C = Dagger.@spawn Matrix(C_gpu)
What role does DaggerGPU.jl
play here? It seems I could even do this with just Dagger.jl
?
Trying out this code yields an error
julia> A_gpu = Dagger.@spawn CUDA.Matrix(A)
Error in eager scheduler:
MethodError: no method matching get_parent(::CUDAExt.CuArrayDeviceProc)
The Readme in this repo points in that direction
add DaggerGPU.CuArrayDeviceProc/DaggerGPU.ROCArrayProc/DaggerGPU.MtlArrayDeviceProc to your scheduler or thunk options (see Dagger.jl documentation for details on how to do this).

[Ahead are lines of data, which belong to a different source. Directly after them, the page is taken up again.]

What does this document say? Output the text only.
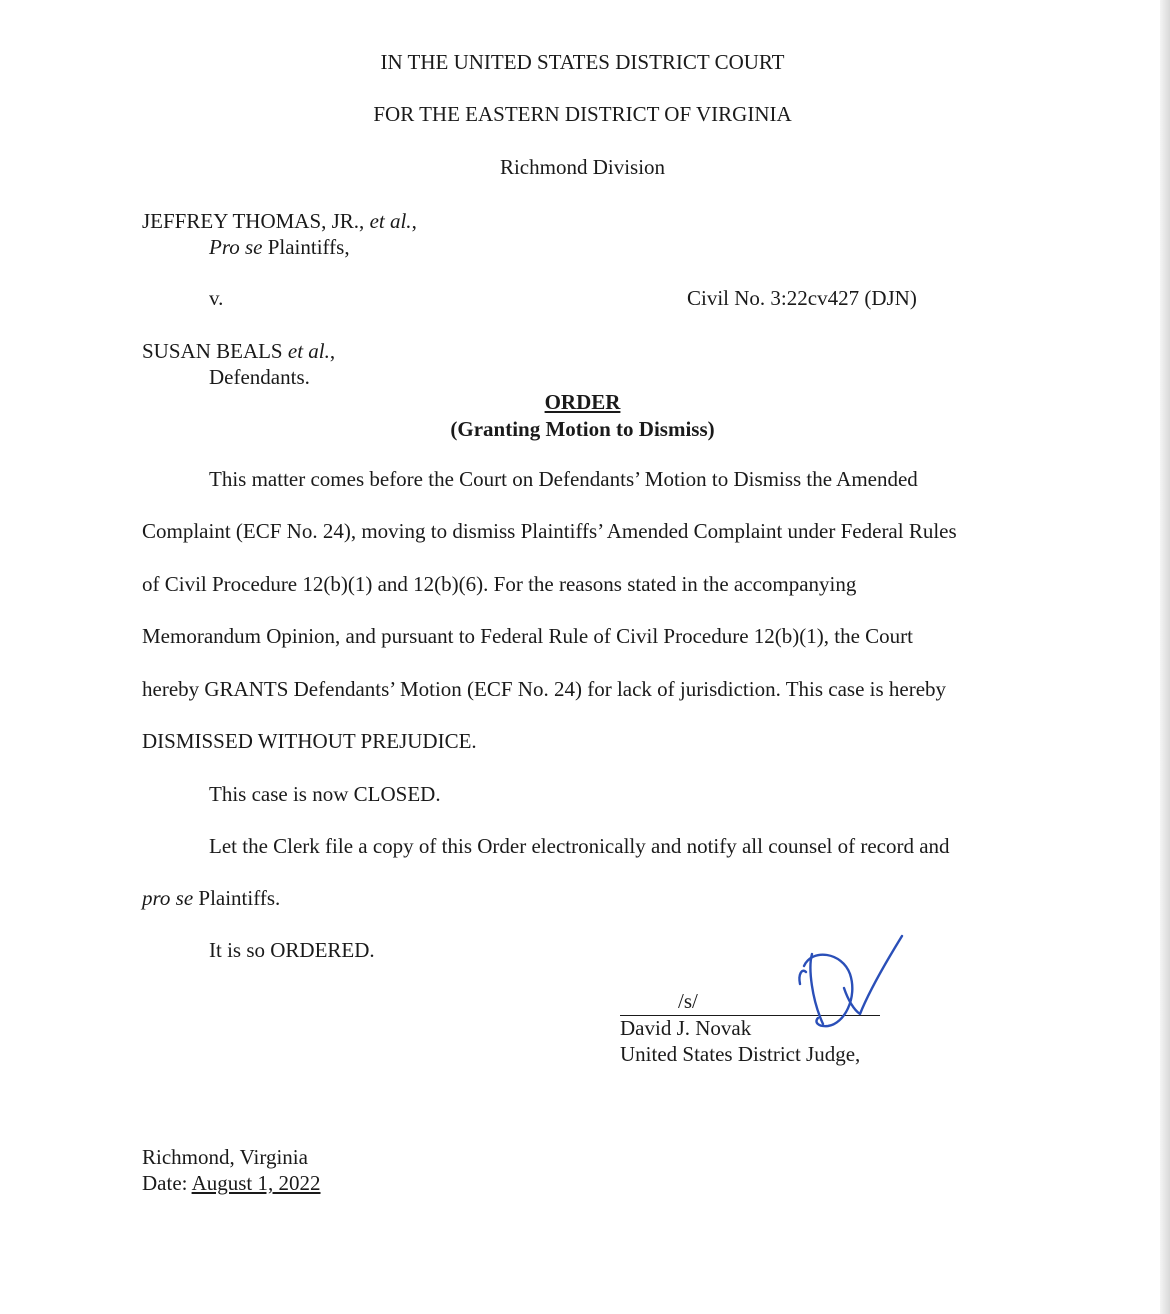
IN THE UNITED STATES DISTRICT COURT
FOR THE EASTERN DISTRICT OF VIRGINIA
Richmond Division
JEFFREY THOMAS, JR., et al.,
Pro se Plaintiffs,
v.	Civil No. 3:22cv427 (DJN)
SUSAN BEALS et al.,
Defendants.
ORDER
(Granting Motion to Dismiss)
This matter comes before the Court on Defendants’ Motion to Dismiss the Amended
Complaint (ECF No. 24), moving to dismiss Plaintiffs’ Amended Complaint under Federal Rules
of Civil Procedure 12(b)(1) and 12(b)(6). For the reasons stated in the accompanying
Memorandum Opinion, and pursuant to Federal Rule of Civil Procedure 12(b)(1), the Court
hereby GRANTS Defendants’ Motion (ECF No. 24) for lack of jurisdiction. This case is hereby
DISMISSED WITHOUT PREJUDICE.
This case is now CLOSED.
Let the Clerk file a copy of this Order electronically and notify all counsel of record and
pro se Plaintiffs.
It is so ORDERED.
/s/
David J. Novak
United States District Judge,
Richmond, Virginia
Date: August 1, 2022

but it's not clear to me what to do, as the Dagger.jl docs have no mention of DaggerGPU arrays...
Actually, it seems DaggerGPU.CuArrayDeviceProc
isn't even defined anymore...
However, I did find the following line in the tests:
https://github.com/JuliaGPU/DaggerGPU.jl/blob/319a71e44587dc0983dc4cd5c64f18d672a3e44d/test/runtests.jl#L83C1-L86C12
c = Dagger.with_options(;scope=Dagger.scope(cuda_gpu=1)) do
@test fetch(Dagger.@spawn isongpu(b))
Dagger.@spawn sum(b)
end
and indeed wrapping my code in this scope seems to do the trick.